Separate public transport for women

Women in western countries often complain about sexual harassment on public transport. In Britain there is a website and a Twitter account which collect women’s experiences of ‘everyday sexism’: harassment on public transport is a prominent theme.

Generalised feminist anger at men’s behaviour is however inappropriate. There is simple answer to the problem, it has been tested in practice, and it works: gender segregation on public transport. It usually means separate carriages for women on urban metro systems. These trains are composed of multiple carriages (‘cars’ in US usage), so that a specific carriage can be reserved for women. Some buses are also segregated, meaning that one section of a single vehicle is reserved for women. A single vehicle can be reserved for women, at present only in the form of women-only taxis.

Gender-segregated public transport is a good example of how to create a parallel society for women, suggested here earlier as a state response to feminism.

The public transport system in a large European city typically includes a metro, a regional metro or commuter rail lines, bus services, and night bus services. Metro and commuter trains can certainly include a separate women-only section: no technical modifications are required. On some stations, it may be possible to allocate a separate waiting area on the platform, so that women could directly access the women-only section of the train. Separate station access would only be possible in rare cases. Underground stations must keep all passageways open for emergencies, so separate women’s entry/exit is impossible there.

Modern city buses are designed to open all doors at stops, for quick entrance and exit. Usually, the only possible segregated area is at the rear, without a separate door. An alternative to segregating each bus, is separate women-only buses on high-frequency routes. For instance, every alternate bus could be women-only: that might apply only at peak times. Again no technical modifications are needed, just an indication of which bus is for women.
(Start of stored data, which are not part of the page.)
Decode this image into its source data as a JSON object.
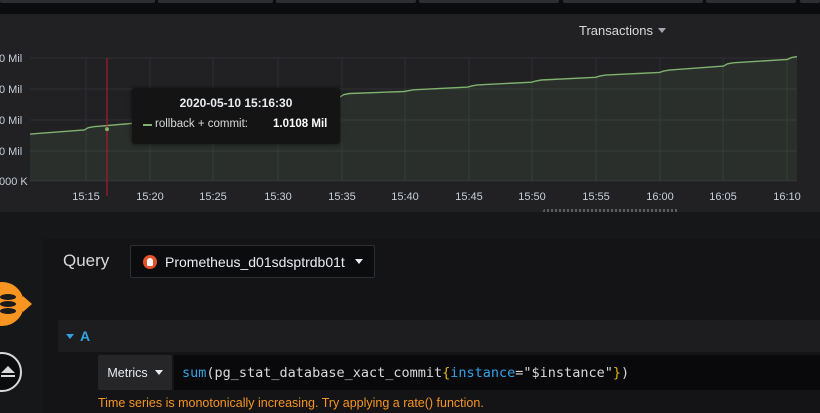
{
  "panel": {
    "title": "Transactions"
  },
  "chart_data": {
    "type": "area",
    "yticks": [
      "0 Mil",
      "0 Mil",
      "0 Mil",
      "0 Mil",
      "000 K"
    ],
    "xticks": [
      "15:15",
      "15:20",
      "15:25",
      "15:30",
      "15:35",
      "15:40",
      "15:45",
      "15:50",
      "15:55",
      "16:00",
      "16:05",
      "16:10"
    ],
    "series": [
      {
        "name": "rollback + commit",
        "color": "#7eb26d"
      }
    ],
    "x_minutes_from_1510": [
      0,
      5,
      10,
      15,
      20,
      25,
      30,
      35,
      40,
      45,
      50,
      55,
      60
    ],
    "y_frac": [
      0.3,
      0.36,
      0.43,
      0.5,
      0.57,
      0.63,
      0.66,
      0.7,
      0.74,
      0.78,
      0.82,
      0.88,
      0.93
    ],
    "grid": true
  },
  "tooltip": {
    "time": "2020-05-10 15:16:30",
    "label": "rollback + commit:",
    "value": "1.0108 Mil"
  },
  "query": {
    "label": "Query",
    "datasource": "Prometheus_d01sdsptrdb01t",
    "row_letter": "A",
    "metrics_label": "Metrics",
    "expr": {
      "fn": "sum",
      "open": "(",
      "metric": "pg_stat_database_xact_commit",
      "brace_open": "{",
      "key": "instance",
      "eq": "=",
      "val": "\"$instance\"",
      "brace_close": "}",
      "close": ")"
    },
    "hint": "Time series is monotonically increasing. Try applying a rate() function."
  },
  "colors": {
    "accent": "#33a2e5",
    "series": "#7eb26d",
    "warning": "#f79520",
    "marker": "#c4162a"
  }
}
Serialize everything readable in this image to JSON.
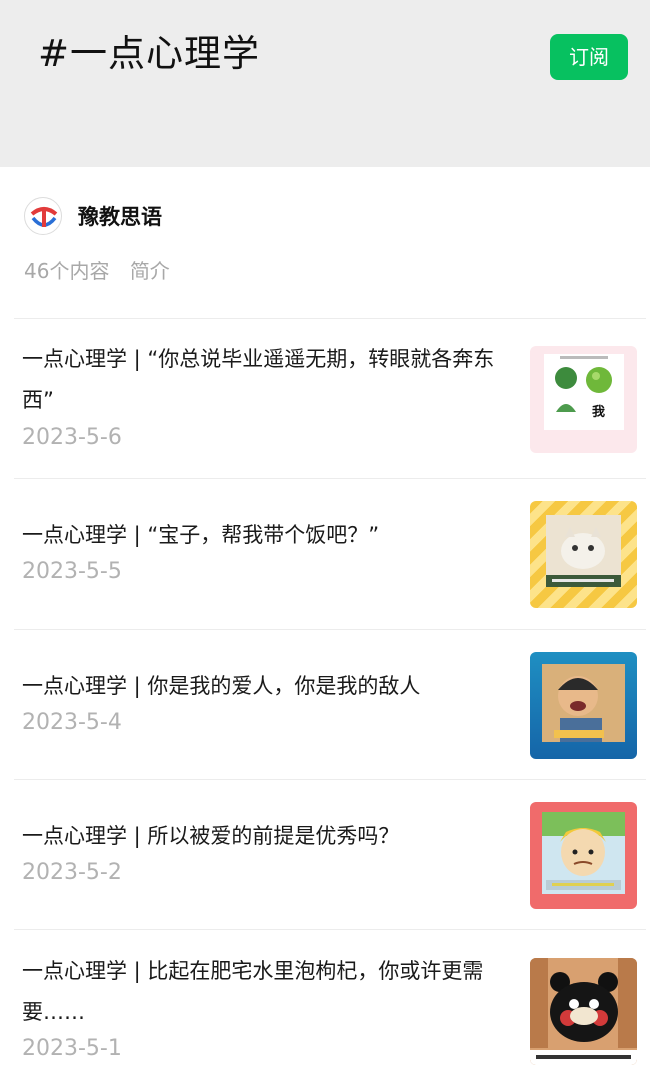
{
  "header": {
    "title": "#一点心理学",
    "subscribe_label": "订阅"
  },
  "account": {
    "name": "豫教思语",
    "content_count": "46个内容",
    "intro_link": "简介"
  },
  "colors": {
    "accent": "#07c160",
    "header_bg": "#ededed",
    "date": "#b2b2b2"
  },
  "articles": [
    {
      "title": "一点心理学 | “你总说毕业遥遥无期，转眼就各奔东西”",
      "date": "2023-5-6",
      "thumb_caption": "我"
    },
    {
      "title": "一点心理学 | “宝子，帮我带个饭吧？”",
      "date": "2023-5-5",
      "thumb_caption": ""
    },
    {
      "title": "一点心理学 | 你是我的爱人，你是我的敌人",
      "date": "2023-5-4",
      "thumb_caption": ""
    },
    {
      "title": "一点心理学 | 所以被爱的前提是优秀吗？",
      "date": "2023-5-2",
      "thumb_caption": ""
    },
    {
      "title": "一点心理学 | 比起在肥宅水里泡枸杞，你或许更需要……",
      "date": "2023-5-1",
      "thumb_caption": ""
    }
  ]
}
Women-only buses are certainly the solution for night bus routes, which probably carry the highest risk of harassment. Frequencies are typically low, so the segregated buses would run just after each other. That double provision would need to be subsidised.

Intercity trains are be more difficult to partition: the number of doors is limited, and passengers may need to walk along the train. However, for reasons that are worth investigating, women don’t seem to report harassment on long-distance trains. (In some countries they are much more expensive than other trains, and therefore socially segregated already).

In some city centres it may be possible to segregate pedestrian access to public transport. That could be done with short sections of women-only street, and in some areas perhaps a few women-only bus stops. Pavements can in theory be segregated, with a longitudinal women-only strip, about 4 metres wide. Obviously, this kind of provision is not possible in narrow streets.

Women-only taxis, on the other hand, require no specific investment, infrastructure, or technical changes. It is merely a question of organising them, with perhaps a limited initial subsidy. After that, the economics are the same as that of any other taxi. In some countries, women-only taxis and buses, and separate space on trains, might conflict with anti-discrimination laws, which need amending.

Gender segregation in public transport is a good example of how segregation works in a positive way, and benefits the weak. It can serve as a model for other forms of segregation in public transport, and for other forms of women-only facilities in traditionally mixed services. Obviously women need many more separate facilities, to enable then to avoid men entirely, but that is no reason to avoid limited-scale innovations.